What KUGELBERG-WELANDER DISEASE means: Kugelberg-Welander Disease - Spinal Muscular Atrophy (SMA) Types I, II, and III belong to a group of hereditary diseases that cause weakness and wasting of the voluntary muscles in the arms and legs of infants and children. The disorders are caused by an abnormal or missing gene known as the survival motor neuron gene (SMN1), which is responsible for the production of a protein essential to motor neurons. Without this protein, lower motor neurons in the spinal cord degenerate and die. The type of SMA (I, II, or III) is determined by the age of onset and the severity of symptoms.
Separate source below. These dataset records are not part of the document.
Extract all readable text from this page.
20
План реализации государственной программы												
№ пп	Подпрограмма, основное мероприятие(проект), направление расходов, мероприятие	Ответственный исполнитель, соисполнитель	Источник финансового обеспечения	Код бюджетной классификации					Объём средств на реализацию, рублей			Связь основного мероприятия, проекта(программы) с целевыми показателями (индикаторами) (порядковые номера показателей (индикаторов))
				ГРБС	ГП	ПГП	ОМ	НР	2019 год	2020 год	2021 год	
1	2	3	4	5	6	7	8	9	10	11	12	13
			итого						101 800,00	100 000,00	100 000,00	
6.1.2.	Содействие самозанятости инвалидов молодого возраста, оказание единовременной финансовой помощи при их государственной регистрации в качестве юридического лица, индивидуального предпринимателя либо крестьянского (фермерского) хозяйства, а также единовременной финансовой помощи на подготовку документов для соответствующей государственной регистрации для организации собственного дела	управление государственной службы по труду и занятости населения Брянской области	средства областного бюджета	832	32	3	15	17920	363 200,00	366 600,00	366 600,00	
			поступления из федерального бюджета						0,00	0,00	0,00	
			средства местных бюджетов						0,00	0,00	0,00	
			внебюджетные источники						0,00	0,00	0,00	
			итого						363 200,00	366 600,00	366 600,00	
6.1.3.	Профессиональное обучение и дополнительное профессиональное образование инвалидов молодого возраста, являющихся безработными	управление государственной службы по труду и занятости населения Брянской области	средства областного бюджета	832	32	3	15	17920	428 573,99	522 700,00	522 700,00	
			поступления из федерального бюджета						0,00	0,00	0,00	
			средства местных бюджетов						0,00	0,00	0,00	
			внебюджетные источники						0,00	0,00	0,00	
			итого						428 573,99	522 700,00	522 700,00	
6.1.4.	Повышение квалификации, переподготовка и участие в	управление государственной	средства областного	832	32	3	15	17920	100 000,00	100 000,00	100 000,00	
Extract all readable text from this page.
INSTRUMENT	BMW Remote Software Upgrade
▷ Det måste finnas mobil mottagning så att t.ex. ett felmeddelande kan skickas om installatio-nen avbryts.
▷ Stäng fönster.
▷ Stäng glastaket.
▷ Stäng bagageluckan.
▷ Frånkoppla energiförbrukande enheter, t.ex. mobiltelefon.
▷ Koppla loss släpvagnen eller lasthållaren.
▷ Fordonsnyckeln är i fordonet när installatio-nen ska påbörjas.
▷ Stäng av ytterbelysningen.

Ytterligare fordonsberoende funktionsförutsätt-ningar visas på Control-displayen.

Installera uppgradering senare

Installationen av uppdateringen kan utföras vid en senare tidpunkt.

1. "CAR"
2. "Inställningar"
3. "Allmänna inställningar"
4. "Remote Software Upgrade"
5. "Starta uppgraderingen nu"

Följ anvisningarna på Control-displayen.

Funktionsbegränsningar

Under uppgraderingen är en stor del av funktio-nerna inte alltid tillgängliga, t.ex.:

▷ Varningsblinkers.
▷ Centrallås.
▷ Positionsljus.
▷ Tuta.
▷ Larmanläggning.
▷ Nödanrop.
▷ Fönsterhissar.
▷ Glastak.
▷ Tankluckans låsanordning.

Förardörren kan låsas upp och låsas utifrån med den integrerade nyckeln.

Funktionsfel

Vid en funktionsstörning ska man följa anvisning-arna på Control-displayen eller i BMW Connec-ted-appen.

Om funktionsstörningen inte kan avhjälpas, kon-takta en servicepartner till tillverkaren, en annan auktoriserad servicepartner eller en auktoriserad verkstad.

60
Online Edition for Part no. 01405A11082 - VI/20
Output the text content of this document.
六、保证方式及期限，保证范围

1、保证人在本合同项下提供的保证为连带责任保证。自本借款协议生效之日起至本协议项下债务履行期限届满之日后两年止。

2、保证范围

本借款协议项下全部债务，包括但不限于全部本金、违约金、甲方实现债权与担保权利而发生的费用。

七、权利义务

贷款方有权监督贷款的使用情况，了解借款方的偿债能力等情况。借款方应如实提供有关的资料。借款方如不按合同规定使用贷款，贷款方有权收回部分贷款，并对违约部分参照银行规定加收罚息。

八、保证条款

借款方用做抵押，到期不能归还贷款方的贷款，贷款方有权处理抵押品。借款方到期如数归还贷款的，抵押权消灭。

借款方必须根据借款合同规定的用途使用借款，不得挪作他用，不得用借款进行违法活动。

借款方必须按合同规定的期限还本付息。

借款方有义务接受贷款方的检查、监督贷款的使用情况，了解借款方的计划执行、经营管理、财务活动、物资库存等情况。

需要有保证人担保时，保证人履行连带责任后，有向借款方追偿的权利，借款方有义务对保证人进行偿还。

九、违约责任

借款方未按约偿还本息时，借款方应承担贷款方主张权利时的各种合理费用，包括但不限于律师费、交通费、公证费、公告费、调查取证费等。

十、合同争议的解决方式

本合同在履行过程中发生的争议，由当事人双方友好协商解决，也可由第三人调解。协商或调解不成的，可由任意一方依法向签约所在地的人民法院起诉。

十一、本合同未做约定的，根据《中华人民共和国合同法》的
- Definition Klippel-Trenaunay Syndrome:
- Dictionary Syndrome (KTS) - (KTS) is a congenital circulatory disorder characterized by hemiangiomas (abnormal benign growths on the skin consisting of masses of blood vessels), arteriovenous abscesses, and kugelberg-welander disease.
- Definition Krabbe Disease:
- Dictionary also known as globoid cell leukodystrophy or galactosylceramide lipidosis) is a rare, often fatal degenerative disorder that affects the myelin sheath of the nervous system. This condition is kugelberg-welander disease.
- Definition Klippel-Feil Syndrome:
- Dictionary Syndrome - is a rare disorder characterized by the congenital fusion of any 2 of the 7 cervical vertebrae. It is caused by a failure in the normal segmentation or division of the cervical vertebrae kugelberg-welander disease.
- Definition Kinsbourne Syndrome:
- Dictionary or Opsoclonus myoclonus syndrome (OMS) is a rare neurological disorder of unknown causes which appears to be the result of an autoimmune process involving the nervous system. It is an extremely kugelberg-welander disease.